Olbermann responded in a Special Comment on MSNBC's Countdown criticizing Koppel's so-called objective style of journalism for what he saw as TV news' most catastrophic recent failure, its credulous coverage of the case for the invasion of Iraq and the conduct of its occupation between 2002 and 2005.

Here is a trio of aftermatter:

BuzzMachine's Jeff Jarvis appears on npr's Talk of the Nation to argue with Koppel. Jarvis rejects Koppel's either/or argument that opinionated commentary supplants objective fact-gathering. Jarvis asserts that as the Internet supersedes television (both broadcast and cable), viewers have access to both more opinions and more reporting from the field than they ever had during Koppel's heyday.

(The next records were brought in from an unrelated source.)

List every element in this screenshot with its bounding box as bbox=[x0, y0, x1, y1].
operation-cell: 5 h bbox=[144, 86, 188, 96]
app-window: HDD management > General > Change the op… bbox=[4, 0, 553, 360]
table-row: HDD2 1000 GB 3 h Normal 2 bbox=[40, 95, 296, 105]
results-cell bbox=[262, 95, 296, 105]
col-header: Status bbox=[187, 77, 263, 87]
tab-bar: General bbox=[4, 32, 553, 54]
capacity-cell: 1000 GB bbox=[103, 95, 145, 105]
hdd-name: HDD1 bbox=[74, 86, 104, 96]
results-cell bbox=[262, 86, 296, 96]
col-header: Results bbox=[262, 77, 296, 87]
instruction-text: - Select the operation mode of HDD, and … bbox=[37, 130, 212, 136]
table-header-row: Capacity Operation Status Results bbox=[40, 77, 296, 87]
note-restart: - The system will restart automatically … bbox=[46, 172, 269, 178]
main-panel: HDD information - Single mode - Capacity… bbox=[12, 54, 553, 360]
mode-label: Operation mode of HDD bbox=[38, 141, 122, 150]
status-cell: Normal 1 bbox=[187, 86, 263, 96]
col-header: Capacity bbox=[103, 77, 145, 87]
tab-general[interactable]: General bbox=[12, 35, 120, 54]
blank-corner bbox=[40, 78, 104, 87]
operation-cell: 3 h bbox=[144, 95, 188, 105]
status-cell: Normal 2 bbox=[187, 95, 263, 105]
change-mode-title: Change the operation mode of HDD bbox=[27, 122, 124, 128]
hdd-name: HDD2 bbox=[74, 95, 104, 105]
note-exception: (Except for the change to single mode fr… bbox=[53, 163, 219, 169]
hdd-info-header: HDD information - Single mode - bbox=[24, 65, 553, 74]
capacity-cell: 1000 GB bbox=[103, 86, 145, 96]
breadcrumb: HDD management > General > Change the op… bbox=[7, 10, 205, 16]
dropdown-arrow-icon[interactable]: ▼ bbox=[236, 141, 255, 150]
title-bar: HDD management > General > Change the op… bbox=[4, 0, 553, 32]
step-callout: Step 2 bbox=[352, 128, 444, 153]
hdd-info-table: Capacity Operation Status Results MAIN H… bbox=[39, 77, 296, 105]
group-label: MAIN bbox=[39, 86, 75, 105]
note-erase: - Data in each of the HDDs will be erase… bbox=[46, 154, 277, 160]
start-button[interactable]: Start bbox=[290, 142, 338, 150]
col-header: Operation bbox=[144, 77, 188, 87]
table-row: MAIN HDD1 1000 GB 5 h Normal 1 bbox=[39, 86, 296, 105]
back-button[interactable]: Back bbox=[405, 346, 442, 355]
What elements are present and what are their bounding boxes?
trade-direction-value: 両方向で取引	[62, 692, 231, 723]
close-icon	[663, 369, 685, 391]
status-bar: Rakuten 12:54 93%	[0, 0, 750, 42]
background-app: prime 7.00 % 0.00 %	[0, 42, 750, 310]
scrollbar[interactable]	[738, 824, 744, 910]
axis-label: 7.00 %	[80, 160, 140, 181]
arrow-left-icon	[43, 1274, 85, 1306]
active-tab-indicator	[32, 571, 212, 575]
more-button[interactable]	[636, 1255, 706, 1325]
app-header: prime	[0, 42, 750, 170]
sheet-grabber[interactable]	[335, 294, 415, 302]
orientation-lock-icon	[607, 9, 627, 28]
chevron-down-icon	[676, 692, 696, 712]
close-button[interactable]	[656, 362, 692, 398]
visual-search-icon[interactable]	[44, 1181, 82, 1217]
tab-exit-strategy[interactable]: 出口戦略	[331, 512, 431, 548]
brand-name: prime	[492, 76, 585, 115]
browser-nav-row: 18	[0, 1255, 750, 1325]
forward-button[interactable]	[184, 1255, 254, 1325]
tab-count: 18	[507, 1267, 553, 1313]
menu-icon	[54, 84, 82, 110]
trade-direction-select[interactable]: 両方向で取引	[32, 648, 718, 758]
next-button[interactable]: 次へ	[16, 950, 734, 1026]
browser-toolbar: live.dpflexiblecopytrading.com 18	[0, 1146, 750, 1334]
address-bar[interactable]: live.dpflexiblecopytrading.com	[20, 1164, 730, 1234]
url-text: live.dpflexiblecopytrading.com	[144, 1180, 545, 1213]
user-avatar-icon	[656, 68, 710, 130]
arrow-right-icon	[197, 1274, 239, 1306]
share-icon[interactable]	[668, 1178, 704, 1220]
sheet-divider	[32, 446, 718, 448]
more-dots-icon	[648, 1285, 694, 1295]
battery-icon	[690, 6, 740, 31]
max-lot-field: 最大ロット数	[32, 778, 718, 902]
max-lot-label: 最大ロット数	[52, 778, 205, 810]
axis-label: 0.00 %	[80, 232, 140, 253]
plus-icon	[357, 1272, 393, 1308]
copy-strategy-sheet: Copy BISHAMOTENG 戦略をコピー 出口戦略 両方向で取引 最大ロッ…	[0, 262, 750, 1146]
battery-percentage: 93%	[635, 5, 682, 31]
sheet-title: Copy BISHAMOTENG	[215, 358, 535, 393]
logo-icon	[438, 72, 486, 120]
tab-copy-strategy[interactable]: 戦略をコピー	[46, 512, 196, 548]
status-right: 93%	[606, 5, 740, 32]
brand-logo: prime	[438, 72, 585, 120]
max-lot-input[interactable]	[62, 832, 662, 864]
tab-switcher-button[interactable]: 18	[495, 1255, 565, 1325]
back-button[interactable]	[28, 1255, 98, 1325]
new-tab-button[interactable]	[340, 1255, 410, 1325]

Media Decoder offers a discussion between The New York Times' media columnist David Carr and its media reporter Brian Stelter on Olbermann's observation that Walter Cronkite and Edward Murrow, the icons of broadcast TV news' so-called objective era, achieved most impact as journalists when they became commentators. Carr pointed out that the power of their commentary derived from the fact that it was occasional; Olbermann's is continual.

Jay Rosen at PressThink ruminates about Maddow and Stewart over a glass of Johnnie Walker Black. He picks up on Stewart's suggestion that cable TV news should stop filtering its political coverage through a partisan prism--left-vs-right, blue-vs-red, liberal-vs-conservative—and should adopt a new template, virtue-vs-corruption: what is salubrious for the body politic and what causes it harm?